Human Rights Day 2017 in Turkey
“There are two overriding problems for every prisoner,” writes Enis Berberoğlu in his recently published book “Notes Written While You March and I’m In Jail.” The first one, Berberoğlu says, is “surviving in jail.” The second is “trying finding ways to get out” (of course through legal means, he adds).
The book is a compilation of notes that he - a member of parliament from the main opposition Republican People’s Party (CHP) - has taken since he was sentenced to 25 years in jail on June 14, 2017 on charges on “assisting a terrorist organization” and “conducting espionage.”
Meanwhile on Dec. 11, an Istanbul prosecutor demanded life in jail for three journalists and writers - Ahmet Altan (also a renowned novelist), Mehmet Altan and Nazlı Ilıcak - who have been under arrest in jail for nearly 450 days on charges of “being a member of a terrorist organization” and also of “having prior knowledge about the military coup attempt” of July 2016.
As of Dec. 10, International Day of Human Rights, there were 146 journalists, writers or media employees in prison in Turkey, according to figures compiled by the Turkish Journalists Association (TCG). As of the same day, Turkish-German journalist Deniz Yücel, accused of “spying on behalf of a terrorist organization,” had spent 300 days in jail. Social activist Osman Kavala has also already spent over 40 days behind bars.
The reason for the trial of Berberoğlu (himself a former journalist) is that he allegedly gave documents in 2015 to a journalist, Can Dündar, then editor-in-chief of center-left daily Cumhuriyet who currently lives in Germany. The documents referred to the alleged delivery of military material by Turkey’s National Intelligence Agency (MİT) to rebels in Syria, inspected by courts and gendarmerie forces in early 2014.
The members of the court and gendarmerie officials who tried to inspect that material were later put on trial over alleged links to the illegal network of Fethullah Gülen, the U.S.-resident Islamist preacher accused of masterminding the July 2016 coup attempt.
The day after Berberoğlu was sentenced to jail, CHP head Kemal Kılıçdaroğlu started a “Justice March” from Ankara to Istanbul (where Berberoğlu is in prison). The march covered more than 450 km and took 25 days, attempting to draw attention to “injustice,” the biggest problem in Turkey according to many opinion polls - including those carried out by the ruling Justice and Development Party (AK Parti) of President Tayyip Erdoğan.

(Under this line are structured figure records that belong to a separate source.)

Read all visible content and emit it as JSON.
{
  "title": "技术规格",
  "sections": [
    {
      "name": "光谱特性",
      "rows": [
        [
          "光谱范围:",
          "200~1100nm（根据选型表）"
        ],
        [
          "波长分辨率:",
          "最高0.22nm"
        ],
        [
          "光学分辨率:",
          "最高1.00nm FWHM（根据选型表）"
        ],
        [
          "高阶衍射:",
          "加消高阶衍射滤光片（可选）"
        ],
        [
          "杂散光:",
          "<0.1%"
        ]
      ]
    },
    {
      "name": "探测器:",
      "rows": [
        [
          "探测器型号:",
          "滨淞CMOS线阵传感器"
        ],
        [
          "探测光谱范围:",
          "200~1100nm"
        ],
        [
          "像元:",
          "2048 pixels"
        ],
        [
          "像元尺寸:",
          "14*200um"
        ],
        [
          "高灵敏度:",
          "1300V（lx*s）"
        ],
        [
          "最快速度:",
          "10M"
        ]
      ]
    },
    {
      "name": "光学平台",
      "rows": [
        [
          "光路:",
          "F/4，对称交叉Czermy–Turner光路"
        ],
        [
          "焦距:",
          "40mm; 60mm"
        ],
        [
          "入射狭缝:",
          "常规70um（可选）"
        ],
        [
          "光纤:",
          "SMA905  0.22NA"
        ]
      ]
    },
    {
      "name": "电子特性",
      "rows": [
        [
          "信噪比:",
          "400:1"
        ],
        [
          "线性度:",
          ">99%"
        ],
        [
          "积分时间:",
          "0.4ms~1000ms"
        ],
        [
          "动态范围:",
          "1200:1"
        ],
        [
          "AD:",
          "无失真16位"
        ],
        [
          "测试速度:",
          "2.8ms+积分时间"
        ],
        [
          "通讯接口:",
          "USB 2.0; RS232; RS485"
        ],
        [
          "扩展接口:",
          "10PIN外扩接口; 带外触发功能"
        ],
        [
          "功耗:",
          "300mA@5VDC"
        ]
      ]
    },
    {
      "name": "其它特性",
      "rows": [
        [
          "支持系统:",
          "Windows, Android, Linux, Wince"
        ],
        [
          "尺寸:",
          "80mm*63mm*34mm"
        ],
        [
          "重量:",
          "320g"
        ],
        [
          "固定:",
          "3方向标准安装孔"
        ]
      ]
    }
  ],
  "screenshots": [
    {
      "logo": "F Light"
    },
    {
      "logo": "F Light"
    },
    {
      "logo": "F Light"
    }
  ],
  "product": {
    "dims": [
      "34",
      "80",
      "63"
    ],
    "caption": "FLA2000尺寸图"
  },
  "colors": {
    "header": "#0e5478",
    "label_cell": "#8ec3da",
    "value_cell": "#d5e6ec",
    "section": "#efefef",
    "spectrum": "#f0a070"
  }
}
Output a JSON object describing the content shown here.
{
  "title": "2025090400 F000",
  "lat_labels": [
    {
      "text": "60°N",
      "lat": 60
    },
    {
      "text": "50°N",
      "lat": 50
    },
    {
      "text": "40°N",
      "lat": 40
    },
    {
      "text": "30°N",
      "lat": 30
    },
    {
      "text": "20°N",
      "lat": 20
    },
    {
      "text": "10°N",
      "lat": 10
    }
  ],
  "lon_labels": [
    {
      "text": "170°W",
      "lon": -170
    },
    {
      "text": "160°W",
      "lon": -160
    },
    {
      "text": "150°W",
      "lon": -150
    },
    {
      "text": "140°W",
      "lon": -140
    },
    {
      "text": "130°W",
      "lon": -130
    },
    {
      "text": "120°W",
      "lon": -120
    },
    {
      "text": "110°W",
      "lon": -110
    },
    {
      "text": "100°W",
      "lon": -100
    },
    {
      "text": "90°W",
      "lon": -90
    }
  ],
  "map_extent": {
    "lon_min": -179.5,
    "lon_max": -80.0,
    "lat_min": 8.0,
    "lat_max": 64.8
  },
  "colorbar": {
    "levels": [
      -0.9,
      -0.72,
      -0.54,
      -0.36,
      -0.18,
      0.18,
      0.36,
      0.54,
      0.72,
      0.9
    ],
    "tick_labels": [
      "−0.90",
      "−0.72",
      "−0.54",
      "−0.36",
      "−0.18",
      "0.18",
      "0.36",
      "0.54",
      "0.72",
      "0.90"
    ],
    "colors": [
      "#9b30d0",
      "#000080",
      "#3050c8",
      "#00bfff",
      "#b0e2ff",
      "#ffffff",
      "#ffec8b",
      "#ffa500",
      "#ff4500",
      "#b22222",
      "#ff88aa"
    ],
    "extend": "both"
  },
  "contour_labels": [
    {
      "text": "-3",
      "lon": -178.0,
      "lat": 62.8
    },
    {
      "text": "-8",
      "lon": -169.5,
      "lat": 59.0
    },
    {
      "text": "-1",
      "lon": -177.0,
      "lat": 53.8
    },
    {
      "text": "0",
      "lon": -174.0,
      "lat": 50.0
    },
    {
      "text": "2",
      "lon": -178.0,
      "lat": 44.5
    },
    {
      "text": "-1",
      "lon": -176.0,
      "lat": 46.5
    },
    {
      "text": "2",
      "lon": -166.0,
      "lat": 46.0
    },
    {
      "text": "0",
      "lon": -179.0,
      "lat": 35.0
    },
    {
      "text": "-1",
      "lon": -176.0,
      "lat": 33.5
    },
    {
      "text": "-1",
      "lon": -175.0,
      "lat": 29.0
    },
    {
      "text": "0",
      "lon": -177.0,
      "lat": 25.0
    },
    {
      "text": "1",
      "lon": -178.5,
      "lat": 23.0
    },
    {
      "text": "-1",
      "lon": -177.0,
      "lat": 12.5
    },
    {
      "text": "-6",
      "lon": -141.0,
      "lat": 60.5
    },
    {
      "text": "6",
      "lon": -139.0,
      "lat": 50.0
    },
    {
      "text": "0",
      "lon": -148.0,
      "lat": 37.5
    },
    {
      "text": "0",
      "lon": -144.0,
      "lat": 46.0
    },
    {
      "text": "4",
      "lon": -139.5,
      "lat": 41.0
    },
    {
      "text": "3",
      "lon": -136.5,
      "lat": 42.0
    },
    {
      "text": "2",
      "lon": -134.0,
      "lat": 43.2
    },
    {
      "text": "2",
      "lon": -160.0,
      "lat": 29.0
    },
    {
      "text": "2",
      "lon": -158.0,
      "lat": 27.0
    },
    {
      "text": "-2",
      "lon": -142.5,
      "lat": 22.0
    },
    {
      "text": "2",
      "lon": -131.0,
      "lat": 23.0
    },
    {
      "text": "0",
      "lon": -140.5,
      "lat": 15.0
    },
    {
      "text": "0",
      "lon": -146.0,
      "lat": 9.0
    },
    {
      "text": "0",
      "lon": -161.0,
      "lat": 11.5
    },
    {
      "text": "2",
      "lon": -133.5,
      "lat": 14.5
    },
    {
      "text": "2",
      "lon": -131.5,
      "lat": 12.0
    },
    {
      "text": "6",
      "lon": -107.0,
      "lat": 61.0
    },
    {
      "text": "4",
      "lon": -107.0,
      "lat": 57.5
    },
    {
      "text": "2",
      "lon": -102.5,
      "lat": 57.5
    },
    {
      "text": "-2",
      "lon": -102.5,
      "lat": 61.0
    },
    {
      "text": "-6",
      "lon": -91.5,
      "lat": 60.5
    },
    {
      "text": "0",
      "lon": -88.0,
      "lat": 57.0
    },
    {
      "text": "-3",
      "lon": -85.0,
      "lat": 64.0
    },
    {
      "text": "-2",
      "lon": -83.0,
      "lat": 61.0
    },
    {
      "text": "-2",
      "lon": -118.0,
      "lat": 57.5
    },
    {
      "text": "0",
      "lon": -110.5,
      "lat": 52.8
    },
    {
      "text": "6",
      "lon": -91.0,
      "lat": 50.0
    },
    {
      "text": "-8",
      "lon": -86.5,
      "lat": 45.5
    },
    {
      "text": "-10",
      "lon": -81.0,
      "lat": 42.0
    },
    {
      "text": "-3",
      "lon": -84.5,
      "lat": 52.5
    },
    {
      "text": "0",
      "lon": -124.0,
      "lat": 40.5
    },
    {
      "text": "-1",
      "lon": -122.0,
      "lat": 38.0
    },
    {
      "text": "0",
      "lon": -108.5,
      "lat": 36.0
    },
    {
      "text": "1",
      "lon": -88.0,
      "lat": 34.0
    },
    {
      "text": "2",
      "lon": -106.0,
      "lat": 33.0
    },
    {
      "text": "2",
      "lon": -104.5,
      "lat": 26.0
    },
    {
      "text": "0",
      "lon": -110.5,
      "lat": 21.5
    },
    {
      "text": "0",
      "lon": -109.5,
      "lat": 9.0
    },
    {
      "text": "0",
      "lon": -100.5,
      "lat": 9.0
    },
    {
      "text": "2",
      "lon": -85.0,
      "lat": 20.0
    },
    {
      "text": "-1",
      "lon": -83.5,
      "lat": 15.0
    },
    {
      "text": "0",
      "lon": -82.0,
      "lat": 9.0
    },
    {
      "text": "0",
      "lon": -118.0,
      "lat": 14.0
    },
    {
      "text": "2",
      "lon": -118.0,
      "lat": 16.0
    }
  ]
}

Today, Kılıçdaroğlu himself is subject to a number of investigations opened by prosecutors following denunciations from the lawyers of government officials. Last week, the Interior Ministry suspended Battal İlgezdi, the mayor of the Istanbul’s Ataşehir district from the CHP.
There had already been probes against İlgezdi due to claims of real estate irregularities (some of them started upon Kılıçdaroğlu’s request). But because the latest ones came right after the forced resignation of AK Parti mayors in major cities like Istanbul, Ankara, Bursa and Balıkesir, the CHP leader has characterized the latest investigation against İlgezdi as a “revenge” operation by Erdoğan in order to distract focus from the AK Parti’s municipalities. The CHP claims that the government will suspend at least five other CHP-linked mayors, in a bid to silence Turkey’s opposition through a flurry of court cases.
Meanwhile, the Kurdish problem-focused Peoples’ Democratic Party (HDP) currently has a total of 85 mayors suspended from office. Many of them were removed from municipalities following the uprising attempt by the PKK in 2015-16, during which much blood was shed and many neighborhoods in towns in Turkey’s southeast were destroyed.
HDP Co-Chair Selahattin Demirtaş has been under arrest for over 13 months on charges of being a member of a terrorist organization (together with eight other HDP MPs). He has still yet to be able to appear at court in person. While in jail Demirtaş has written and published a book of fiction, titled “Seher,” which is at the top of the bestseller lists.
Human Rights Foundation of Turkey (TİHV) Chair Şebnem Korur Fincancı recently stressed that the abuse of human rights has increased markedly under the state of emergency, declared by the government shortly after the coup attempt.
Indeed, Turkey’s troubled rights and freedoms outlook is among the major reasons behind its increasing political gap with the West. And like a chicken-and-egg story, that gap only widens as the U.S. and the EU push Ankara away as a result of this outlook.